Cela ne s’applique pas à toutes les cultures avec lesquelles je travaille. Personnellement, il m’est plus facile de parler aux femmes, car la relation femme à femme crée un climat de confiance. Les femmes venant de villages ou de banlieues préfèrent rester en retrait et laisser les hommes parler. Avec les Afghanes, il était vraiment difficile d’atteindre les femmes. Les réfugiés viennent de cultures très diverses – plus de 80 millions de personnes si l’on compte toutes les cultures générant des réfugiés. Mon âge et le fait que je sois femme facilitent la relation de confiance avec les femmes.

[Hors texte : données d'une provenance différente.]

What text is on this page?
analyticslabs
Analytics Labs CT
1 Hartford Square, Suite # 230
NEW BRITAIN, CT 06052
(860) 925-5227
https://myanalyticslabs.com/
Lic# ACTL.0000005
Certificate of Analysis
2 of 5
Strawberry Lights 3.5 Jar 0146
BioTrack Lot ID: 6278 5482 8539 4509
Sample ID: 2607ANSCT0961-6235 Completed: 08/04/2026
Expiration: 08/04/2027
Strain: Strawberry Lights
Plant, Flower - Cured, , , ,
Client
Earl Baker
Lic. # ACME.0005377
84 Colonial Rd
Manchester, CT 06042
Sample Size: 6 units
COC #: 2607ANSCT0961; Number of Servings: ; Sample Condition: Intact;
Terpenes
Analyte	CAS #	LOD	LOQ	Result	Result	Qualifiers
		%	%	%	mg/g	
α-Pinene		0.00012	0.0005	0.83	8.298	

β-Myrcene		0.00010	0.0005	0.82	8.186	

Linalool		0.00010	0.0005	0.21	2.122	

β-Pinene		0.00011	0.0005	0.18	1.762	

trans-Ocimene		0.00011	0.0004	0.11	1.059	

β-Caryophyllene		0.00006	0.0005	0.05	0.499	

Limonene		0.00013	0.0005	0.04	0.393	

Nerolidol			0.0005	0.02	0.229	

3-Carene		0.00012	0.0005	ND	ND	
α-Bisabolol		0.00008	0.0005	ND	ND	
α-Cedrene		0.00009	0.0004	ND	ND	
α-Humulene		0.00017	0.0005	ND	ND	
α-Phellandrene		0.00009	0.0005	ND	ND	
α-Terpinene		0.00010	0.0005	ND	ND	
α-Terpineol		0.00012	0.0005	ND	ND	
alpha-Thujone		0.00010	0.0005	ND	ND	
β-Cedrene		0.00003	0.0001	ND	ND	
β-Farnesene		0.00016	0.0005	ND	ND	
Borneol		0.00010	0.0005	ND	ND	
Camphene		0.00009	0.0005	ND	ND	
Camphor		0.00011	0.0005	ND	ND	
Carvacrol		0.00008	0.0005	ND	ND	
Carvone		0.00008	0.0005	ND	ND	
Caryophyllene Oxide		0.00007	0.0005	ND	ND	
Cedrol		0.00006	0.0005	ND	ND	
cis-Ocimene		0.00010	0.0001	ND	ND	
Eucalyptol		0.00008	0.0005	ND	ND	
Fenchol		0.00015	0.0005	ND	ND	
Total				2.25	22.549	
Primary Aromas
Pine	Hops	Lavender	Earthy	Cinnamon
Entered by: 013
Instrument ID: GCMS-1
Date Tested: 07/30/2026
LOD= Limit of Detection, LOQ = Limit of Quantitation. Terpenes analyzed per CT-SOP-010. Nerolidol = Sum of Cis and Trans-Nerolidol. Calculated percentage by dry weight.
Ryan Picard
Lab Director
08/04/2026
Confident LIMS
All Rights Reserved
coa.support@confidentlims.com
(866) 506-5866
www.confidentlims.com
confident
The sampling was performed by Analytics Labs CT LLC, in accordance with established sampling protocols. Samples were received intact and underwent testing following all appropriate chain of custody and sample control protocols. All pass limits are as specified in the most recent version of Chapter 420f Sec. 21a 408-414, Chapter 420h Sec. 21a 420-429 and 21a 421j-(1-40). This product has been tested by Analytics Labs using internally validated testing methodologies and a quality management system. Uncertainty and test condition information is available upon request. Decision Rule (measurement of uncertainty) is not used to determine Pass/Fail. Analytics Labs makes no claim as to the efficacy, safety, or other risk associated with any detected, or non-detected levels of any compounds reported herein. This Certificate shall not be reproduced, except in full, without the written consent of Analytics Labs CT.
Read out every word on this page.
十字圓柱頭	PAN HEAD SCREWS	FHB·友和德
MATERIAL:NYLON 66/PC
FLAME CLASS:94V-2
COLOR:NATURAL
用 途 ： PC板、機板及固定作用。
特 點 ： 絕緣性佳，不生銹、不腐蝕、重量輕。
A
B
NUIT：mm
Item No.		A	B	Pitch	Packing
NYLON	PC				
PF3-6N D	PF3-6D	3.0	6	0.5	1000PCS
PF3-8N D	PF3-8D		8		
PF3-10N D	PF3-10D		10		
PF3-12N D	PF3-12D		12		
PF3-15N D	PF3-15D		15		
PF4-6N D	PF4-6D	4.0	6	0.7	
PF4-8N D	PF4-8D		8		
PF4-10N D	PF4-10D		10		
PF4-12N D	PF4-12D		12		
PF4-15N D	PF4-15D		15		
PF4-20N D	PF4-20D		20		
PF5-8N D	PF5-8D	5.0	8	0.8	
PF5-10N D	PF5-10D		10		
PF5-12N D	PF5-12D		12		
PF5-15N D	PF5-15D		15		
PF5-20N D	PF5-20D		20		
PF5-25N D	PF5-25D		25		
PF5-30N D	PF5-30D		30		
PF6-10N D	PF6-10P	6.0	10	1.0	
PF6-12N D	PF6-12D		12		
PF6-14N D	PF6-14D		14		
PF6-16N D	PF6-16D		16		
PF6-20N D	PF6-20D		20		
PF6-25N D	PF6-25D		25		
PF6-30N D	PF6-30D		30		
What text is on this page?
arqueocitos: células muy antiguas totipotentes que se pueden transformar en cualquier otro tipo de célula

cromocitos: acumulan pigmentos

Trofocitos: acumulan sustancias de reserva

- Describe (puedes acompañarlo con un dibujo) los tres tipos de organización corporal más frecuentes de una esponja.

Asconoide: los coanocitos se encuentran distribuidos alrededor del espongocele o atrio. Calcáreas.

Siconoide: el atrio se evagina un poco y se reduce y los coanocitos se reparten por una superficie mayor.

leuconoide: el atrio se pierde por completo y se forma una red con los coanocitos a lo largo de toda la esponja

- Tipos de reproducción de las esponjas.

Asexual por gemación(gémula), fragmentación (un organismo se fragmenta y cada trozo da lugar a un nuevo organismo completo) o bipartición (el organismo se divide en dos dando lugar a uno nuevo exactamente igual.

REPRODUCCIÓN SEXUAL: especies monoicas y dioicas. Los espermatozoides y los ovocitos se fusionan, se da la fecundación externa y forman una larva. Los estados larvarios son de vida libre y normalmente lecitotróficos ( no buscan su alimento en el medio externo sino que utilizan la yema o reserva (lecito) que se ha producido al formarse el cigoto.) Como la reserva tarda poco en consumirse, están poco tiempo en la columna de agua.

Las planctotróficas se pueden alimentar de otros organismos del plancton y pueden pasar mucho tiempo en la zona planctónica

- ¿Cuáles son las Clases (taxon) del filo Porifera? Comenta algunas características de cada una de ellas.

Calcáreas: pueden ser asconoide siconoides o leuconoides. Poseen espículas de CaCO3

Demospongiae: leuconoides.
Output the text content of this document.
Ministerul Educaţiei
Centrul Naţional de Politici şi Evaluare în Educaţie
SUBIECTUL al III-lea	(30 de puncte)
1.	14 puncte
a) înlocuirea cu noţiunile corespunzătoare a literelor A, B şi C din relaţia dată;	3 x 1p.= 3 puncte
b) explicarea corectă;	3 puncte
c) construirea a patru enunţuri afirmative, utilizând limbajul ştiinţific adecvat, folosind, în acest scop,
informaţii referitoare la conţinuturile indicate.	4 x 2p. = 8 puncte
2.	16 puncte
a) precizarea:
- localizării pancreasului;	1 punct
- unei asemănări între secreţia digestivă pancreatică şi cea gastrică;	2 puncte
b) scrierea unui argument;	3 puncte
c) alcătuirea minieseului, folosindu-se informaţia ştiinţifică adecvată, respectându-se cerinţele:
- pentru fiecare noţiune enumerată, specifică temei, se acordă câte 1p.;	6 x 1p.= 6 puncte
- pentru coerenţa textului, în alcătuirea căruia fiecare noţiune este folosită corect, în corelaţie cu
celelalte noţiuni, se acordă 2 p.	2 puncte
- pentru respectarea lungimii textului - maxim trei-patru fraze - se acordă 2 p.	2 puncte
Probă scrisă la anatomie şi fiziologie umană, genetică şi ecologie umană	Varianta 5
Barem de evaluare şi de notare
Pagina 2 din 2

Voyez-vous que ce parcours transforme les relations entre les personnes et les cultures ?
Au début, ce n’était pas le cas, mais environ depuis la deuxième année de la crise, les choses ont changé. Beaucoup d’hommes ont été recrutés ou tués, donnant un rôle plus important aux femmes. Elles doivent travailler, prendre des décisions, diriger. Ces derniers temps, nous voyons beaucoup de femmes voyager seules, pour sauver leurs enfants ou elles-mêmes. Avant, elles étaient plus soumises et réservées, mais désormais, elles doivent être fortes car le soutien n’est pas garanti.
Quelles sont vos attentes pour cette situation ?
Personnellement, je pense qu’un miracle serait nécessaire ; je ne vois pas de solution rapide. Le problème grandit, et les pays qui pourraient intervenir ne font rien. Cela prendra du temps. Les réfugiés continueront à arriver, cherchant à fuir malgré les difficultés. Beaucoup ont perdu espoir après cinq années de guerre, mais espèrent encore trouver un moyen de partir.
Et pour ceux qui ont atteint leur pays de destination ?
Certains jeunes poursuivent leurs études et peuvent repartir à zéro, mais beaucoup rencontrent des difficultés – choc culturel, mauvaises expériences, attentes élevées non satisfaites. Certains doivent travailler pour payer l’évasion du recrutement obligatoire. Si un endroit sûr existait dans leur pays d’origine, plus de 70 % y retourneraient.